Duo Security Ranked #1 Highest Value Security Company by Box
Recently, Chief Trust Officer of Box Justin Somaini reported on the results of a survey on the Top 20 Innovative Security Companies. Titled the 2013 Red List, the survey included responses from over 500 security practitioners, vendors, consultants, researchers and venture capitalists on the current state of the security industry.
According to the report, the survey was conducted in order to reveal how security controls have evolved as data has moved from on-site models to cloud-based software as a service (SaaS). With these new hybrid IT models comes the need for modern security solutions that can effectively secure data and applications no matter where they’re hosted.
According to real-world security practitioners, Duo Security’s solution provides the highest value among all new security companies, rated at 62 percent. Moreover, every practitioner finds value in Duo Security’s solution, as Duo was the only company ranked at 0 percent for companies providing no value.
The report also ranked the top five security problems from security practitioners, with threats as the primary concern, and clouds and compliance as other problems they’re tasked with solving. With these as concerns, it comes as no surprise that Duo Security is ranked #1 as the security organization with the most value, as we’ve endeavored to solve each of these issues with one simple solution.
Threats
Duo Security’s two-factor authentication service is designed to thwart man-in-the-browser, phishing emails and other credential-stealing attacks with our patented technology.

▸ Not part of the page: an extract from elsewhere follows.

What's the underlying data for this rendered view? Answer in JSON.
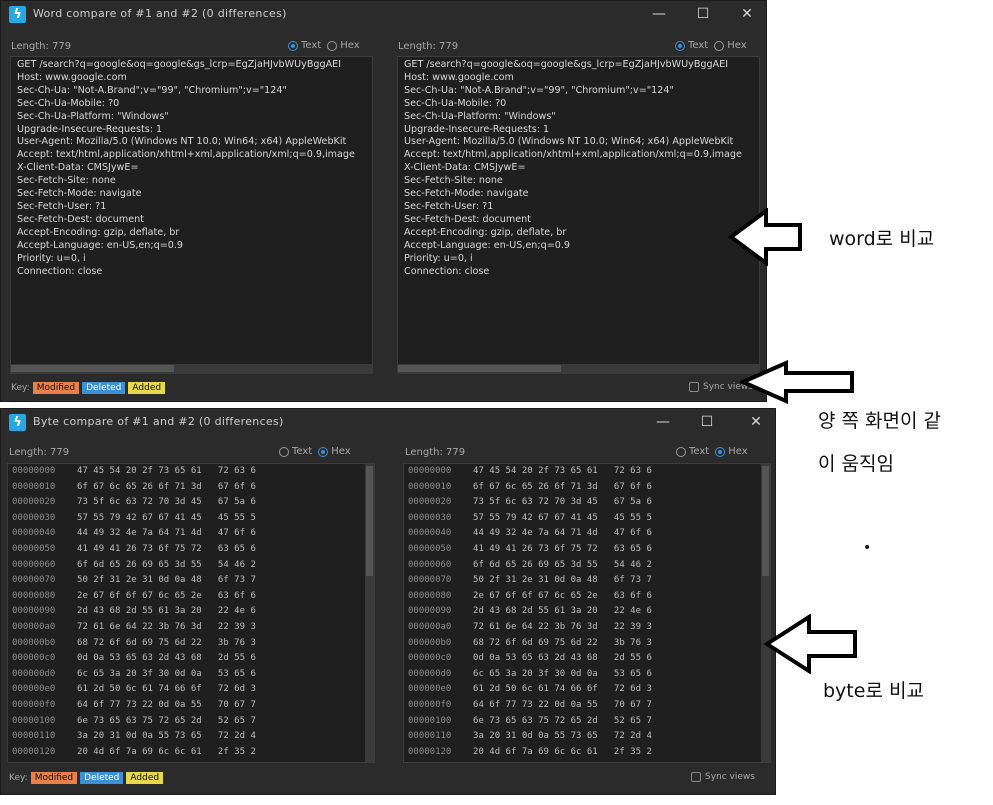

According to the 2013 Verizon Breach Report, 76 percent of network intrusions exploited weak or stolen credentials. User-targeted attacks are the most prevalent type of attack due to their ease of execution and high success rate.
While the end goal of a phishing attack is to steal credentials to gain access to networks, Duo’s two-factor provides a secondary form of authentication tied to a user’s phone to stop attackers armed with only the primary form of authentication.
Clouds
The report lists securing cloud-based applications and data as a concern of security practitioners, as well as securing cloud services.
This speaks to the industry migration from on-site services to more cloud-based applications and data, with the need to keep sensitive data secure, especially when hosted with third-party vendors. With this migration comes a new security trust model focused on securing user accounts in order to limit access to data hosted in the cloud to only authorized users.
Duo’s two-factor can be integrated with enterprise cloud applications and services to protect your user accounts, meaning you only need to use a single authentication solution for access to both on-premises and cloud applications.
Compliance
Compliance doesn’t always equal security, but it is required by industry data regulations and auditors. Duo Security’s two-factor authentication satisfies compliance across the retail, e-commerce, healthcare, online banking, government and academic sectors.
For the retail and e-commerce (PCI DSS) industry, requirement 8.3 requires companies to use two-factor for remote network access by personnel and all third-parties, including vendor access. The same goes for the healthcare industry; The HIPAA Security Rule recommends the use of two-factor for remote access to any systems with ePHI (electronic protected health information) to mitigate the risk of stolen logins.
Similarly, the FFIEC recommends online banking security controls should include the use of dual customer authorization through different access devices. For the public sector, including education, government and nonprofits, NIST 800-93 also recommends using at least two authentication factors for remote network access.
Duo Security’s two-factor offers a single solution to combat challenges presented by threats, cloud and compliance. As new technology emerges and new security challenges evolve as a result, we’re continuously improving upon our solution to deliver powerful authentication for credential protection.